The entire event had to be translated, so it took twice as long as it would. Anything said in Chinese needed to be translated to English, and everything said in English needed to be said in Chinese. It was cool to hear some of our children’s testimonies in English, and then the interpreters translating it back into Chinese for their parents. :) Loved that.
Each group (blue, red, green, gold) performed a song. It gave me goose-bumps to hear these Chinese children singing praises to God. They sang “It Is Well” and “Blessed Assurance”… Wait?!? Are we still in China?? “My sin not in part but the whole, is nailed to the cross, and I bear it no more! Praise the Lord. Praise the Lord, O my soul!” Are we really in China? They asked the American team to sing too… “You are holy! Great and mighty! The moon and the stars – declare who You are!” We’re in China, right!? I truly felt His presence.

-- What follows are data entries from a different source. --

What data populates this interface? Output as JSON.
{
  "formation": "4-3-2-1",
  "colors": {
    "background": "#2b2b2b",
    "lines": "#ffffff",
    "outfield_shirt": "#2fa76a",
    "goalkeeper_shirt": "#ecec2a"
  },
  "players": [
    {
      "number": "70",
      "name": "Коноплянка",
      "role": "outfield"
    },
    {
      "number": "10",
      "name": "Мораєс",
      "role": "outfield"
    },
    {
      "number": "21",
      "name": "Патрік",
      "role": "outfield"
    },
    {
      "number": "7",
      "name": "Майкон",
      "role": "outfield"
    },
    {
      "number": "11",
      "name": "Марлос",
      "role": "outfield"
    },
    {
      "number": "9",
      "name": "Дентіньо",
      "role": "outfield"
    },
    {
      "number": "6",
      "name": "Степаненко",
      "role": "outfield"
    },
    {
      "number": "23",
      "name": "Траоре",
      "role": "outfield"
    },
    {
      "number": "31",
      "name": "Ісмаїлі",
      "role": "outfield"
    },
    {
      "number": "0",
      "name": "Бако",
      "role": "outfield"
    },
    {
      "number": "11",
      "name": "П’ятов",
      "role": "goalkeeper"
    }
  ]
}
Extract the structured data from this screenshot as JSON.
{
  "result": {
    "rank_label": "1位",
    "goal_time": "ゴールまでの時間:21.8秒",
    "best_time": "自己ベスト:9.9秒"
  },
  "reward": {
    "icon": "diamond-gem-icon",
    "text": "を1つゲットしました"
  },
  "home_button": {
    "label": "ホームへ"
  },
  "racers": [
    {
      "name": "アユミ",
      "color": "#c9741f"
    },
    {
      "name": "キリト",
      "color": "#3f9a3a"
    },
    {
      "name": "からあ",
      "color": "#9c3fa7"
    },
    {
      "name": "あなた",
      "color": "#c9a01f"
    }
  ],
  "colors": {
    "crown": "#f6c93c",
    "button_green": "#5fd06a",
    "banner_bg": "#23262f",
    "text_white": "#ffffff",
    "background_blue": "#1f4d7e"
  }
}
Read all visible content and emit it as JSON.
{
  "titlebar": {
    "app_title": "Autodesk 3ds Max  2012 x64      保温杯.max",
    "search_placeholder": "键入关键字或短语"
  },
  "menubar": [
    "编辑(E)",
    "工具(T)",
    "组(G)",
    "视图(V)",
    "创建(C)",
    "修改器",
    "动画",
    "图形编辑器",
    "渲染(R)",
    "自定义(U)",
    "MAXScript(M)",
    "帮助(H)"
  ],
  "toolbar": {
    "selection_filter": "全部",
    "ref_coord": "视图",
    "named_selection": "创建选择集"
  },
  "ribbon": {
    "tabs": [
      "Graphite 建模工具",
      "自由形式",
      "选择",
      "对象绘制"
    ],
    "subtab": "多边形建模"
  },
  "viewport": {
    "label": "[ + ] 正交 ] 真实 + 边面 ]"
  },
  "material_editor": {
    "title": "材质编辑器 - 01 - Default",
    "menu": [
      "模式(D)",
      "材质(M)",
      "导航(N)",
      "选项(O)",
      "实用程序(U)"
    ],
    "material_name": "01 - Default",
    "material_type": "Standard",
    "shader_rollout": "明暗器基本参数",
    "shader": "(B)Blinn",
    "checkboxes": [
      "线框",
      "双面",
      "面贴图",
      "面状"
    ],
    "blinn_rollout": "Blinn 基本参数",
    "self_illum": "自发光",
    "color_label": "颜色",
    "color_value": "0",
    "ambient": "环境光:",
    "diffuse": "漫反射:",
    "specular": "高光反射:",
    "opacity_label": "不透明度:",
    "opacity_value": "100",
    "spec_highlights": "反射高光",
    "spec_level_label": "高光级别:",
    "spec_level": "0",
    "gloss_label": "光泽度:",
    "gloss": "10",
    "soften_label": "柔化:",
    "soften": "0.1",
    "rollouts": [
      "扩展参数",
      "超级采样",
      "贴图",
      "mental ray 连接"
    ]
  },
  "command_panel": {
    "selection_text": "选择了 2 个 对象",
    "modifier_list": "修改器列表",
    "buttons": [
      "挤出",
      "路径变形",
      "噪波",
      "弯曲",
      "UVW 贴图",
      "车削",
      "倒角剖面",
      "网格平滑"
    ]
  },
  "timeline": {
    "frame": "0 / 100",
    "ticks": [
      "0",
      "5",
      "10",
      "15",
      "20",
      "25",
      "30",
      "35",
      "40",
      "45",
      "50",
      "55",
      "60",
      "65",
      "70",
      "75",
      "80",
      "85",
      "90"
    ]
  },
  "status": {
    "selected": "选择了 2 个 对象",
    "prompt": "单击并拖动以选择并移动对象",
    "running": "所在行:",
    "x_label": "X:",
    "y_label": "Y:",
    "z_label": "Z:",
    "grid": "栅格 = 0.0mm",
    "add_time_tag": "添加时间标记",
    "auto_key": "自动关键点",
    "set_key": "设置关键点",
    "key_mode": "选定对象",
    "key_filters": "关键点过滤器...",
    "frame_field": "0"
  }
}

The service ended and gifts were given. At first it was a very exciting thing – the week was over! We had accomplished what we set out to do… then Snow came up to me, tears running down her face as she hugged me and buried her face in my shirt. And then Tony… Happy, An-Li, Amy, Gloria… I didn’t know until that very moment that maybe I had touched one of their lives. The entire week Sandy and I had stressed about how well we were communicating (English or otherwise) and it wasn’t clear until that moment. I only spent 5 short days with these kids, how could this be so hard? But, I know it was because of the reason we were brought here together. Months and months were spent on our knees, asking for hearts to be drawn. It was only tonight, that I got to put faces with my requests. I know seeds were planted this week. I know they saw Him. He was the reason we were brought together… and He’ll be the reason we meet again.
You see, goodbyes are universal…
But soon there will be a day when no more goodbyes are said… and maybe I’ll see An-Li and Snow again and together we’ll sing: “You are holy! Great and Mighty!”